La presse américaine a expliqué que les nouveaux élus américains qui refusent de voter tout compromis sur la dette ne se souciaient pas de leur réélection, que leurs principes passaient avant tout. Dans le cas des Flamands, on peut imaginer que l'absence de gouvernement fait la démonstration que la Belgique est ingouvernable et qu'il faut donc procéder à une partition. Dans d'autres cas, l'intransigeance est le fait d'une contrainte que le décideur se donne, un peu à l'image d'Ulysse se faisant attacher au mât de son bateau pour ne pas céder aux chants des sirènes.

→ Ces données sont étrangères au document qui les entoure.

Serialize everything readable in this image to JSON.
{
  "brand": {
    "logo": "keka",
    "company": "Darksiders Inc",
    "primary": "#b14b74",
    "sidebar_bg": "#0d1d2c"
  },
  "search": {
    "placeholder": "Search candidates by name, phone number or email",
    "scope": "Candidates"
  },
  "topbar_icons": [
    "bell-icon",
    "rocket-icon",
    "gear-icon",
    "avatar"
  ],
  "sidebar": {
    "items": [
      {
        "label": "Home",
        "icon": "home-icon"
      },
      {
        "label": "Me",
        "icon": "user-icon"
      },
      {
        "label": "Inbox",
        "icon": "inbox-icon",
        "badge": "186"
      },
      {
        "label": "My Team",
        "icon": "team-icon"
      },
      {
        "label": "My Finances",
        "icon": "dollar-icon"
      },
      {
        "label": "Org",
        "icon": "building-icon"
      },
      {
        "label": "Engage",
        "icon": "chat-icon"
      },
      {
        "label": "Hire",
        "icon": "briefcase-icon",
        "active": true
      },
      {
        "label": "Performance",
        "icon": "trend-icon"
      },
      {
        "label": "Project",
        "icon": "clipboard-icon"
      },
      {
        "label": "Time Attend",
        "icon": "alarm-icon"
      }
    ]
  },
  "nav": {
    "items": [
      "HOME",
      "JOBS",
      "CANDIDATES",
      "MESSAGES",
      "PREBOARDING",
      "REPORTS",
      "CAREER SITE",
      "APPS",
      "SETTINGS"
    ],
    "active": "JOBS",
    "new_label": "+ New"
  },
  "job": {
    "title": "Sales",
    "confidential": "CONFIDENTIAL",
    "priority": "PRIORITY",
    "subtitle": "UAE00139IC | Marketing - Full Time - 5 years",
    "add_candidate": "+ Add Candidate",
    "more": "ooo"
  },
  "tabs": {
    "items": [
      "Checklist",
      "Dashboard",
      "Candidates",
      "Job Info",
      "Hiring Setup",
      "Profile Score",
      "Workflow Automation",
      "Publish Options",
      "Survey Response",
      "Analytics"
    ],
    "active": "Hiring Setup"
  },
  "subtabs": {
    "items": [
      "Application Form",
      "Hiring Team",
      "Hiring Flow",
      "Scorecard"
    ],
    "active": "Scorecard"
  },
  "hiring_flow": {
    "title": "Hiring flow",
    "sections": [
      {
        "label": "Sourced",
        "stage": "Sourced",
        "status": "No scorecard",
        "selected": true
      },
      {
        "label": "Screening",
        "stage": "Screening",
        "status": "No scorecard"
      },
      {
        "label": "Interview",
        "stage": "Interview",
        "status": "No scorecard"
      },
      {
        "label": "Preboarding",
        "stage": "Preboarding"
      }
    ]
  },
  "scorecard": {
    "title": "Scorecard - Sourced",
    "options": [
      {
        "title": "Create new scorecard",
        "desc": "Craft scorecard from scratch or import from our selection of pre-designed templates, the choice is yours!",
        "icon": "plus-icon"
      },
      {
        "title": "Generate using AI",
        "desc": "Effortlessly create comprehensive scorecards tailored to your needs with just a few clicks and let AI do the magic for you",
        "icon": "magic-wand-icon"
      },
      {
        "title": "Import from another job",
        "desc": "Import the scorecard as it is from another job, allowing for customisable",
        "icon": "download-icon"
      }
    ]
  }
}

Encore faut-il pouvoir tenir ces positions. Etre inflexible ne va pas de soi quand on est au gouvernement. Surtout dans un régime démocratique. On a beaucoup dit, ces derniers temps, qu'Angela Merkel ne voulait rien céder sur la dette grecque. Elle a fini par le faire parce que ses soutiens, en Allemagne même commençaient à s'effriter. A contrario, Hitler avait pu, en son temps, se montrer intraitable à Munich parce qu'il savait bien que le régime policier qu'il avait installé en Allemagne interdisait toute contestation intérieure : ses adversaires, français et britanniques, ne risquaient pas de trouver des alliés ou des relais en Allemagne. Ceux qui auraient pu affaiblir la position du Fürher étaient en camps de concentration.
La position des Flamands et des extrémistes républicains qui sont dans l'opposition est plus simple : ils n'ont pas à se soucier de l'opinion de leurs adversaires.
Mais comment en sont-ils venus à occuper ces positions stratégiques? Je ne sais pas s'il y a là-dessus de la littérature. Si elle existe, je ne la connais pas, mais on peut imaginer que leur intransigeance est ce qui leur a permis d'accéder à la position qu'ils occupent aujourd'hui. Le compromis, à la base de la vie politique dans les régimes démocratiques, peut facilement être confondu avec des compromissions.
Dans des situations de crise où chacun souffre, il est facile d'expliquer à ses électeurs que c'est aux autres de payer et de faire des efforts surtout lorsque l'on peut espérer attribuer à son adversaire les conséquences d'un blocage des institutions. L'intransigeance peut séduire en période de crise, lorsque l'on a déjà beaucoup donné et que l'on a le sentiment d'avoir donné plus que les autres : s'ils sont dans la difficulté, disent d'une même voix tea party, populistes allemands et extrémistes flamands, parlant des pauvres, pour les uns, des grecs pour les autres, des wallons pour les derniers, ils n'ont qu'à s'en prendre qu'à eux-mêmes. Sans doute, mais à ce petit jeu, il n'y a que des perdants.